And just as important what is the amperage? If it is any more than a milli amp or so, you should not be getting anywhere near it. Get a professional.
 

Thread Starter

SubwoO

Joined Nov 25, 2018
3
Amperage is 1A i want to send 1200v pover to metal detector coil just i dont know what copper wire i need for metal detector coil, i am trying to read and learn but is very hard for now.
 

Alec_t

Joined Sep 17, 2013
11,309
Most metal detector coils work on a much lower voltage. Why do you think you need 1200V? It is the current through the coil, and the number of turns, which determine the strength of the magnetic field generated.
 

Tonyr1084

Joined Sep 24, 2015
4,541
Amperage is 1A i want to send 1200v pover to metal detector coil just i dont know what copper wire i need for metal detector coil, i am trying to read and learn but is very hard for now.
HO-LEE CHIT!

OK, I can't BEGIN to think of how many issues you're facing. First, 1200 volts and 1 amp - that's 1200 watts. My wife's hair dryer on high is 1500 watts. And that's with 120 VAC. With your metal detector at that kind of power - I don't think you'd need a shovel, it's likely you'll be pulling stuff right out of the ground. Literally!

High voltage applications require wire that can withstand voltage leakage. That is to say if you use 1.2KV you need a wire capable of insulating against that high a voltage. In this case the insulation would likely be recommended to withstand 2KV (2000 volts). But I'm still scratching my head wondering why you want/need that high a voltage. The magnetic field for detecting metals at that kind of power, the coil would have to be something pulled behind a tractor. Now, if you're a farmer and want to locate pipes, I could see such a large device for locating a localized area to be followed up with one of the 9 volt battery powered metal detector they sell commercially.

With regards amperage; you don't need a heavy gauge wire. It's not the voltage that determines the size of the wire it's the amperage. 1 amp could likely be handled quite easily with a 20 gauge wire. But the insulation on that wire would have to be very thick. I'd suppose there's a website that can give you the proper information for what you ask, but I have to ask - why the heck do you need such a high voltage? I think some years back I was watching TV and some "Meteor Hunters" were using a large device constructed using PVC pipe to form a large coil on the order of 8 feet diameter (actually rectangular in shape) pulled behind an ATV. I don't know how much voltage they were using to generate their field coil power, but it would seem like an expensive AND DANGEROUS endeavor.

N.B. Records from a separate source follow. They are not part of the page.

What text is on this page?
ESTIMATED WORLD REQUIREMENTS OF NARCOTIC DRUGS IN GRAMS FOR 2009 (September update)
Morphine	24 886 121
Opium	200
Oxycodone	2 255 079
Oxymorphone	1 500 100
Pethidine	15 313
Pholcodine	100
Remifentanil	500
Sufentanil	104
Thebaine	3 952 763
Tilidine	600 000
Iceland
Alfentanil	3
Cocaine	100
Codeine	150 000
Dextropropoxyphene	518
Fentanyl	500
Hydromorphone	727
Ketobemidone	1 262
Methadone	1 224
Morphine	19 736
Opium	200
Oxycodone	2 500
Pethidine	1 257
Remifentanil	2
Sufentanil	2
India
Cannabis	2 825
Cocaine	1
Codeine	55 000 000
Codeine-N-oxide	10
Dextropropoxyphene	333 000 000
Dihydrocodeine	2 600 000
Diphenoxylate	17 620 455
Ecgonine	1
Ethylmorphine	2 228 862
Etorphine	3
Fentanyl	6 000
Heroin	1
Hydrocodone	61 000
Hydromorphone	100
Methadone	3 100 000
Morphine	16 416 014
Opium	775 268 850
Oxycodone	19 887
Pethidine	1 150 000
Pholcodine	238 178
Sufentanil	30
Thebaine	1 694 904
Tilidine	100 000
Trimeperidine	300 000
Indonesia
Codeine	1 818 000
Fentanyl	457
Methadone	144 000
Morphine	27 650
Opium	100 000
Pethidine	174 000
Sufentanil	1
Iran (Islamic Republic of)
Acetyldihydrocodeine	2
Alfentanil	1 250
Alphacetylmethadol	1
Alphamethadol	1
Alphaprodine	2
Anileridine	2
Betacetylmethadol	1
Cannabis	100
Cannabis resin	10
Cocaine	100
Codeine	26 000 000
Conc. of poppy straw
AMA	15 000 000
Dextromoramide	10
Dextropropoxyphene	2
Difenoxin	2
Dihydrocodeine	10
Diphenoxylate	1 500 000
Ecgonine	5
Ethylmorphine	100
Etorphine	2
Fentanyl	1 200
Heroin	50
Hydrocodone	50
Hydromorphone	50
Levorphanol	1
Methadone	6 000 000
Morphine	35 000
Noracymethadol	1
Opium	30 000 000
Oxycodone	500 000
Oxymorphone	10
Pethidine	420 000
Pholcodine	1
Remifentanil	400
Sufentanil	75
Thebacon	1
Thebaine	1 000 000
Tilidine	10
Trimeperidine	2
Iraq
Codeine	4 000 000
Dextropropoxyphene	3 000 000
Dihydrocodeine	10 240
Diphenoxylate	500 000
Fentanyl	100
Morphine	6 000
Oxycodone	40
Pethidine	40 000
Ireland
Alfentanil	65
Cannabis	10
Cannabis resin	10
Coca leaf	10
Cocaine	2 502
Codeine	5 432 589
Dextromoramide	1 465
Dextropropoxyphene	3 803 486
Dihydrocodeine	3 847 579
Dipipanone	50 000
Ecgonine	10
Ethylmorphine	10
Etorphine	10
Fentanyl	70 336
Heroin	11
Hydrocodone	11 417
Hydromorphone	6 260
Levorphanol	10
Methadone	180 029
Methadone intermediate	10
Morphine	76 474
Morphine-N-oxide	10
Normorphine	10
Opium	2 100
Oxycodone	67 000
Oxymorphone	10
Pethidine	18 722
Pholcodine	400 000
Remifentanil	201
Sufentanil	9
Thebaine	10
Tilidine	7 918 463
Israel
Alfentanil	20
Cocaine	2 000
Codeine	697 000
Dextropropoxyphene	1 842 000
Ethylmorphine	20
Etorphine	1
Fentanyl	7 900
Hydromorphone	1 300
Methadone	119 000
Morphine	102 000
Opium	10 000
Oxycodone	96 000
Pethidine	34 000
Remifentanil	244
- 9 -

Everyone is going to say it - including me - be as careful as heck! One mistake is two more than you can afford.
 

ian field

Joined Oct 27, 2012
6,539
TBF: high impedance voltage sources aren't all that dangerous. Planting you hand on an old CRT CTV anode cap could damage the set more than the misadventurer. The only 2kV on a MOT secondary OTOH: is pretty much guaranteed lethal with no second chances.
 

spinnaker

Joined Oct 29, 2009
7,835
TBF: high impedance voltage sources aren't all that dangerous. Planting you hand on an old CRT CTV anode cap could damage the set more than the misadventurer. The only 2kV on a MOT secondary OTOH: is pretty much guaranteed lethal with no second chances.

Then you have never really gotten zapped by a high voltage anode of a crt. Checking for HV, during a late night bleary eyed repair session, I forgot to ground the ground wire to the probe. The wire swung back and touched my arm. I became the ground. The shock knocked be back against the wall and down. I was unable to see for the first 10 seconds or so.

Had I not been a fit young 15 year old, I might not be typing this right now.
 

ian field

Joined Oct 27, 2012
6,539
Then you have never really gotten zapped by a high voltage anode of a crt. Checking for HV, during a late night bleary eyed repair session, I forgot to ground the ground wire to the probe. The wire swung back and touched my arm. I became the ground. The shock knocked be back against the wall and down. I was unable to see for the first 10 seconds or so.

Had I not been a fit young 15 year old, I might not be typing this right now.
The glass bowl of the CRT is the dielectric for a dirty great reservoir capacitor that can give you quite a crack - after that; the 24kV output is pretty feeble.

Arc burns are a bigger danger when that capacitor isn't turning the flyback pulses into (vaguely) DC.